Fu anche archeologo “coloniale”, inviato prima a Rodi, poi a Bengasi. L'amore per l'Isola che lo aveva iniziato alla passione per l'archeologia fu così forte che appena possibile concorse e vinse il posto da Ispettore per la Soprintendenza ai Musei e gli Scavi di Antichità di Cagliari. Per il giovane studioso la vita divenne ancora più intensa: arrivò a Cagliari il primo giugno 1914, e subito venne inviato a seguire l'affascinante scavo della Grotta di S. Michele di Ozieri, poi quello delle domus de janas e delle tombe di giganti di Abbasanta, di Norbello e di Laerru. Nel frattempo trovò il tempo per avviare studi su larga scala e per pubblicare 11 articoli in un anno.

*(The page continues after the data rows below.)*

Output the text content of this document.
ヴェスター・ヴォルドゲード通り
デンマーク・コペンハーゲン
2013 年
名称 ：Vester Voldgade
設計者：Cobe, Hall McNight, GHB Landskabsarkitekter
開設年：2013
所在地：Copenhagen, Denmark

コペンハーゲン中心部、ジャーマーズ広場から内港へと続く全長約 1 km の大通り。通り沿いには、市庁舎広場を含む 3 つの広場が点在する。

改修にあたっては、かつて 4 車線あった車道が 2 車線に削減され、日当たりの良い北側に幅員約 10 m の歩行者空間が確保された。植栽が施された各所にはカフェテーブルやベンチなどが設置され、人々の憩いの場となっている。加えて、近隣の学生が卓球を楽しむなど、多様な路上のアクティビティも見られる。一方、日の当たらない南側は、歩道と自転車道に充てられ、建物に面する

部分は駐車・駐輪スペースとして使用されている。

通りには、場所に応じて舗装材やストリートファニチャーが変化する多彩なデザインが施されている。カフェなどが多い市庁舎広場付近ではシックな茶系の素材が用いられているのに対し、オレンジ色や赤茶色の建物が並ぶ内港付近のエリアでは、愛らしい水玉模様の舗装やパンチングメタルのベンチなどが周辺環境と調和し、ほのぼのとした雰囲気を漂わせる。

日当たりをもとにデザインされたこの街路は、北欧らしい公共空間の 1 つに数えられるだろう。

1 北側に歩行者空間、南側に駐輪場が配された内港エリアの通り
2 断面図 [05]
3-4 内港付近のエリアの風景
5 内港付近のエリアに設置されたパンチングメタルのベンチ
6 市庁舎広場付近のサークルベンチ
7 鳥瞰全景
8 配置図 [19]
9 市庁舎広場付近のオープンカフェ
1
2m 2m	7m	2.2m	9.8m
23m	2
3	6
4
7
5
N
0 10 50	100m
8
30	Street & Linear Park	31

INTERVENTISTA Come molti intellettuali della sua generazione, fu un fervente interventista. Fu richiamato alle armi il 3 marzo 1915, assegnato al 111° Reggimento di Fanteria (Brigata Piacenza). Sebbene felice di essere al fronte e ormai promosso tenente, rimase in costante contatto epistolare con Taramelli e con il mondo scientifico. Il 16 luglio 1915, ormai a ridosso del fronte, scrive al suo Soprintendente: «Egregio Professore, Mille grazie della sua cortese cartolina del 12: ogni notizia, specialmente se di persona cara, giunge preziosa. Grazie anche del divertimento che si volè prendere per me, correggendo le bozze... Sono quasi contento che gli scavi siano stati infecondi, avrei voluto essere qui e là! Il mio Capitano ha acquistato un anello con sigillo della XXXII legione provinciale da Aquileia. Gli faccio la corte!». Anche il legame con la Sardegna, benché recente, si dimostrò profondo, e infatti ormai rimasto al comando della propria Compagnia per la morte del suo capitano, sentì il bisogno di segnalare con orgoglio a Taramelli di avere quattro sottotenenti, di cui due sardi «...Pani di Cagliari e Tanda di Bultei».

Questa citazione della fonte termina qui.